Nachrichten 29.11.2021

Totgesagte leben länger: Uni-Forscher entwickeln „ihren“ Lipidsenker

Dass renommierte akademische Forscher, die an das Potenzial eines Lipidsenkers glauben, den die Pharmaindustrie längst abgeschrieben hat, dessen klinische Entwicklung selbst in die Hand nehmen, kommt auch nicht alle Tag vor. Im Fall des Wirkstoffs Obicetrapib ist es passiert.

Unter den Hunderten von Präsentationen beim diesjährigen Kongress der American Heart Association (AHA 2021) ist die Vorstellung der ROSE-Studie kaum besonders aufgefallen. Dennoch ist diese kleine Phase-II-Studie einer genaueren Betrachtung wert.

In der von Dr. Stephen Nicholls, Monash University in Clayton, Australien, beim AHA-Kongress präsentierten ROSE-Studie, an der 120 Patienten mit Statin-Vorbehandlung beteiligt waren, konnte gezeigt werden, dass eine orale Therapie mit dem Wirkstoff Obicetrapib die LDL-Cholesterinspiegel im Vergleich zu Placebo additiv um bis zu 50% verringerte. Die LDL-senkende Wirkpotenz von Obicetrapib ist damit mit der von an PCSK9 ansetzenden Lipidsenkern wie Alirocumab, Evolocumab oder auch Inclisiran vergleichbar. Anders als diese subkutan zu injizierenden PCSK9-hemmenden Wirkstoffe wird Obicetrapib oral appliziert.

Revival für einen abgeschriebenen CETP-Hemmer

Obicetrapib gehört zur Gruppe der CETP-Hemmer. Wie bitte…? wird da so mancher fragen, der die wechselvolle Geschichte dieser Wirkstoffklasse mitverfolgt hat. Schließlich war das Kapitel CETP-Hemmung in der Lipidforschung schon vor einiger Zeit für definitiv beendet erklärt worden.

In das Wirkprinzip der CETP-Hemmung waren zu Beginn hohe Erwartungen gesetzt worden. Grund waren kleinere Studien, die gezeigt hatten, dass sich durch Hemmung des Proteins CETP (Cholesterinester-Transferprotein) vor allem die Bildung des vermeintlich „guten“ HDL-Cholesterins als potenziellem Schutzfaktor gegen kardiovaskuläre Ereignisse in bis dato nicht gekanntem Maß steigern lässt.

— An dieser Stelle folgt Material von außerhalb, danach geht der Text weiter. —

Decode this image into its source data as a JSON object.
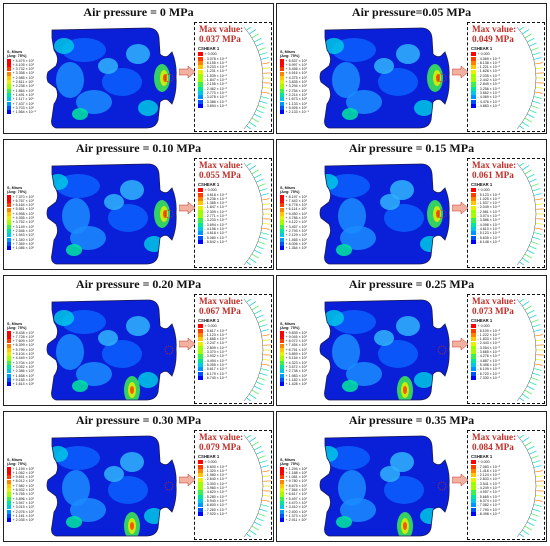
{
  "colors": {
    "contour": [
      "#0000ff",
      "#0050ff",
      "#0096ff",
      "#00c8e6",
      "#00e6a0",
      "#3cf050",
      "#a0ff00",
      "#e6f000",
      "#ffc800",
      "#ff8200",
      "#ff3c00",
      "#ff0000"
    ],
    "max_value_text": "#c0302a"
  },
  "panels": [
    {
      "title": "Air pressure = 0 MPa",
      "max_label": "Max value:",
      "max_value": "0.037 MPa",
      "smises_title": [
        "S, Mises",
        "(Avg: 75%)"
      ],
      "smises": [
        "+ 4.479 × 10¹",
        "+ 4.105 × 10¹",
        "+ 3.732 × 10¹",
        "+ 3.358 × 10¹",
        "+ 2.985 × 10¹",
        "+ 2.611 × 10¹",
        "+ 2.238 × 10¹",
        "+ 1.864 × 10¹",
        "+ 1.491 × 10¹",
        "+ 1.117 × 10¹",
        "+ 7.437 × 10⁰",
        "+ 3.703 × 10⁰",
        "+ 1.564 × 10⁻²"
      ],
      "cshear_title": "CSHEAR 1",
      "cshear": [
        "+ 0.000",
        "- 3.078 × 10⁻³",
        "- 6.155 × 10⁻³",
        "- 9.233 × 10⁻³",
        "- 1.231 × 10⁻²",
        "- 1.539 × 10⁻²",
        "- 1.847 × 10⁻²",
        "- 2.155 × 10⁻²",
        "- 2.462 × 10⁻²",
        "- 2.770 × 10⁻²",
        "- 3.078 × 10⁻²",
        "- 3.386 × 10⁻²",
        "- 3.694 × 10⁻²"
      ]
    },
    {
      "title": "Air pressure=0.05 MPa",
      "max_label": "Max value:",
      "max_value": "0.049 MPa",
      "smises_title": [
        "S, Mises",
        "(Avg: 75%)"
      ],
      "smises": [
        "+ 6.537 × 10¹",
        "+ 5.997 × 10¹",
        "+ 5.456 × 10¹",
        "+ 4.916 × 10¹",
        "+ 4.375 × 10¹",
        "+ 3.835 × 10¹",
        "+ 3.294 × 10¹",
        "+ 2.754 × 10¹",
        "+ 2.214 × 10¹",
        "+ 1.673 × 10¹",
        "+ 1.133 × 10¹",
        "+ 5.926 × 10⁰",
        "+ 2.133 × 10⁻¹"
      ],
      "cshear_title": "CSHEAR 1",
      "cshear": [
        "+ 0.000",
        "- 4.069 × 10⁻³",
        "- 8.138 × 10⁻³",
        "- 1.221 × 10⁻²",
        "- 1.628 × 10⁻²",
        "- 2.035 × 10⁻²",
        "- 2.442 × 10⁻²",
        "- 2.849 × 10⁻²",
        "- 3.256 × 10⁻²",
        "- 3.662 × 10⁻²",
        "- 4.069 × 10⁻²",
        "- 4.476 × 10⁻²",
        "- 4.883 × 10⁻²"
      ]
    },
    {
      "title": "Air pressure = 0.10 MPa",
      "max_label": "Max value:",
      "max_value": "0.055 MPa",
      "smises_title": [
        "S, Mises",
        "(Avg: 75%)"
      ],
      "smises": [
        "+ 7.370 × 10¹",
        "+ 6.767 × 10¹",
        "+ 6.164 × 10¹",
        "+ 5.561 × 10¹",
        "+ 4.958 × 10¹",
        "+ 4.355 × 10¹",
        "+ 3.752 × 10¹",
        "+ 3.149 × 10¹",
        "+ 2.546 × 10¹",
        "+ 1.943 × 10¹",
        "+ 1.340 × 10¹",
        "+ 7.369 × 10⁰",
        "+ 1.086 × 10⁰"
      ],
      "cshear_title": "CSHEAR 1",
      "cshear": [
        "+ 0.000",
        "- 4.618 × 10⁻³",
        "- 9.236 × 10⁻³",
        "- 1.385 × 10⁻²",
        "- 1.847 × 10⁻²",
        "- 2.309 × 10⁻²",
        "- 2.771 × 10⁻²",
        "- 3.233 × 10⁻²",
        "- 3.694 × 10⁻²",
        "- 4.156 × 10⁻²",
        "- 4.618 × 10⁻²",
        "- 5.080 × 10⁻²",
        "- 5.542 × 10⁻²"
      ]
    },
    {
      "title": "Air pressure = 0.15 MPa",
      "max_label": "Max value:",
      "max_value": "0.061 MPa",
      "smises_title": [
        "S, Mises",
        "(Avg: 75%)"
      ],
      "smises": [
        "+ 8.197 × 10¹",
        "+ 7.442 × 10¹",
        "+ 6.778 × 10¹",
        "+ 6.114 × 10¹",
        "+ 5.450 × 10¹",
        "+ 4.786 × 10¹",
        "+ 4.122 × 10¹",
        "+ 3.457 × 10¹",
        "+ 2.793 × 10¹",
        "+ 2.129 × 10¹",
        "+ 1.465 × 10¹",
        "+ 8.006 × 10⁰",
        "+ 1.364 × 10⁰"
      ],
      "cshear_title": "CSHEAR 1",
      "cshear": [
        "+ 0.000",
        "- 5.123 × 10⁻³",
        "- 1.025 × 10⁻²",
        "- 1.537 × 10⁻²",
        "- 2.049 × 10⁻²",
        "- 2.561 × 10⁻²",
        "- 3.074 × 10⁻²",
        "- 3.586 × 10⁻²",
        "- 4.098 × 10⁻²",
        "- 4.610 × 10⁻²",
        "- 5.123 × 10⁻²",
        "- 5.635 × 10⁻²",
        "- 6.148 × 10⁻²"
      ]
    },
    {
      "title": "Air pressure = 0.20 MPa",
      "max_label": "Max value:",
      "max_value": "0.067 MPa",
      "smises_title": [
        "S, Mises",
        "(Avg: 75%)"
      ],
      "smises": [
        "+ 8.438 × 10¹",
        "+ 7.728 × 10¹",
        "+ 7.609 × 10¹",
        "+ 6.399 × 10¹",
        "+ 5.799 × 10¹",
        "+ 5.104 × 10¹",
        "+ 4.449 × 10¹",
        "+ 3.704 × 10¹",
        "+ 3.052 × 10¹",
        "+ 2.386 × 10¹",
        "+ 1.658 × 10¹",
        "+ 9.165 × 10⁰",
        "+ 1.614 × 10⁰"
      ],
      "cshear_title": "CSHEAR 1",
      "cshear": [
        "+ 0.000",
        "- 5.617 × 10⁻³",
        "- 1.123 × 10⁻²",
        "- 1.685 × 10⁻²",
        "- 2.247 × 10⁻²",
        "- 2.809 × 10⁻²",
        "- 3.370 × 10⁻²",
        "- 3.932 × 10⁻²",
        "- 4.494 × 10⁻²",
        "- 5.055 × 10⁻²",
        "- 5.617 × 10⁻²",
        "- 6.179 × 10⁻²",
        "- 6.740 × 10⁻²"
      ]
    },
    {
      "title": "Air pressure = 0.25 MPa",
      "max_label": "Max value:",
      "max_value": "0.073 MPa",
      "smises_title": [
        "S, Mises",
        "(Avg: 75%)"
      ],
      "smises": [
        "+ 9.839 × 10¹",
        "+ 9.045 × 10¹",
        "+ 8.072 × 10¹",
        "+ 7.454 × 10¹",
        "+ 6.751 × 10¹",
        "+ 5.859 × 10¹",
        "+ 5.154 × 10¹",
        "+ 4.323 × 10¹",
        "+ 3.572 × 10¹",
        "+ 2.738 × 10¹",
        "+ 1.983 × 10¹",
        "+ 1.182 × 10¹",
        "+ 1.428 × 10⁰"
      ],
      "cshear_title": "CSHEAR 1",
      "cshear": [
        "+ 0.000",
        "- 6.109 × 10⁻³",
        "- 1.222 × 10⁻²",
        "- 1.833 × 10⁻²",
        "- 2.443 × 10⁻²",
        "- 3.054 × 10⁻²",
        "- 3.665 × 10⁻²",
        "- 4.276 × 10⁻²",
        "- 4.887 × 10⁻²",
        "- 5.498 × 10⁻²",
        "- 6.109 × 10⁻²",
        "- 6.720 × 10⁻²",
        "- 7.330 × 10⁻²"
      ]
    },
    {
      "title": "Air pressure = 0.30 MPa",
      "max_label": "Max value:",
      "max_value": "0.079 MPa",
      "smises_title": [
        "S, Mises",
        "(Avg: 75%)"
      ],
      "smises": [
        "+ 1.159 × 10²",
        "+ 1.062 × 10²",
        "+ 9.651 × 10¹",
        "+ 8.012 × 10¹",
        "+ 7.982 × 10¹",
        "+ 6.932 × 10¹",
        "+ 5.765 × 10¹",
        "+ 4.896 × 10¹",
        "+ 3.947 × 10¹",
        "+ 3.015 × 10¹",
        "+ 2.076 × 10¹",
        "+ 1.161 × 10¹",
        "+ 2.035 × 10⁰"
      ],
      "cshear_title": "CSHEAR 1",
      "cshear": [
        "+ 0.000",
        "- 6.600 × 10⁻³",
        "- 1.320 × 10⁻²",
        "- 1.980 × 10⁻²",
        "- 2.640 × 10⁻²",
        "- 3.300 × 10⁻²",
        "- 3.960 × 10⁻²",
        "- 4.620 × 10⁻²",
        "- 5.280 × 10⁻²",
        "- 5.940 × 10⁻²",
        "- 6.600 × 10⁻²",
        "- 7.260 × 10⁻²",
        "- 7.920 × 10⁻²"
      ]
    },
    {
      "title": "Air pressure = 0.35 MPa",
      "max_label": "Max value:",
      "max_value": "0.084 MPa",
      "smises_title": [
        "S, Mises",
        "(Avg: 75%)"
      ],
      "smises": [
        "+ 1.294 × 10²",
        "+ 1.188 × 10²",
        "+ 1.081 × 10²",
        "+ 9.780 × 10¹",
        "+ 8.675 × 10¹",
        "+ 7.564 × 10¹",
        "+ 6.617 × 10¹",
        "+ 5.497 × 10¹",
        "+ 4.470 × 10¹",
        "+ 3.410 × 10¹",
        "+ 2.400 × 10¹",
        "+ 1.373 × 10¹",
        "+ 2.911 × 10⁰"
      ],
      "cshear_title": "CSHEAR 1",
      "cshear": [
        "+ 0.000",
        "- 7.083 × 10⁻³",
        "- 1.416 × 10⁻²",
        "- 2.124 × 10⁻²",
        "- 2.833 × 10⁻²",
        "- 3.541 × 10⁻²",
        "- 4.249 × 10⁻²",
        "- 4.957 × 10⁻²",
        "- 5.665 × 10⁻²",
        "- 6.374 × 10⁻²",
        "- 7.082 × 10⁻²",
        "- 7.790 × 10⁻²",
        "- 8.498 × 10⁻²"
      ]
    }
  ]
}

Die klinische Entwicklung diverser CETP-Hemmer verlief aber leider anders als erhofft. Wegen Sicherheitsrisiken wurde 2006 die Entwicklung von Torcetrapib nach zunächst beeindruckenden Ergebnissen zur HDL-Erhöhung eingestellt. Eine große Studie hatte eine Mortalitätszunahme unter diesem CETP-Hemmer offenbart, augenscheinlich zurückzuführen auf „Off-target"-Effekte von Torcetrapib auf die Aldosteron-Aktivität, die zum Blutdruckanstieg geführt hatten.

Die nächste Enttäuschung bereitete Dalcetrapib. Im Mai 2012 wurde nach der Zwischenanalyse eine große Endpunktstudie mit Dalcetrapib wegen Wirkungslosigkeit vorzeitig beendet. Mit Evacetrapib floppte dann der dritte Vertreter der neuen Wirkstoffklasse: Im Oktober 2015 wurde das vorzeitige Ende der Phase-III-Studie ACCELERATE bekannt gegeben.

Auch REVEAL-Studie brachte trotz positiver Daten keine Wende

In REVEAL als mit Abstand größter CETP-Hemmer-Studie konnte sich zumindest Anacetrapib, das auch LDL-senkende Wirkeigenschaften besitzt, als klinisch wirksam profiliert. Große Begeisterung lösten ihre Ergebnisse allerdings nicht aus. Denn nicht zu übersehen war, dass der nach vierjähriger Behandlung erbrachte klinische Nutzen relativ bescheiden war. Wenig später informierte das US-Unternehmen Merck, das sich wohl wenig Marktchancen ausgerechnet hatte, dann auch darüber, dass eine FDA- Zulassung von Anacetrapib nicht weiterverfolgt und das klinische Studienprogramm gestoppt werde.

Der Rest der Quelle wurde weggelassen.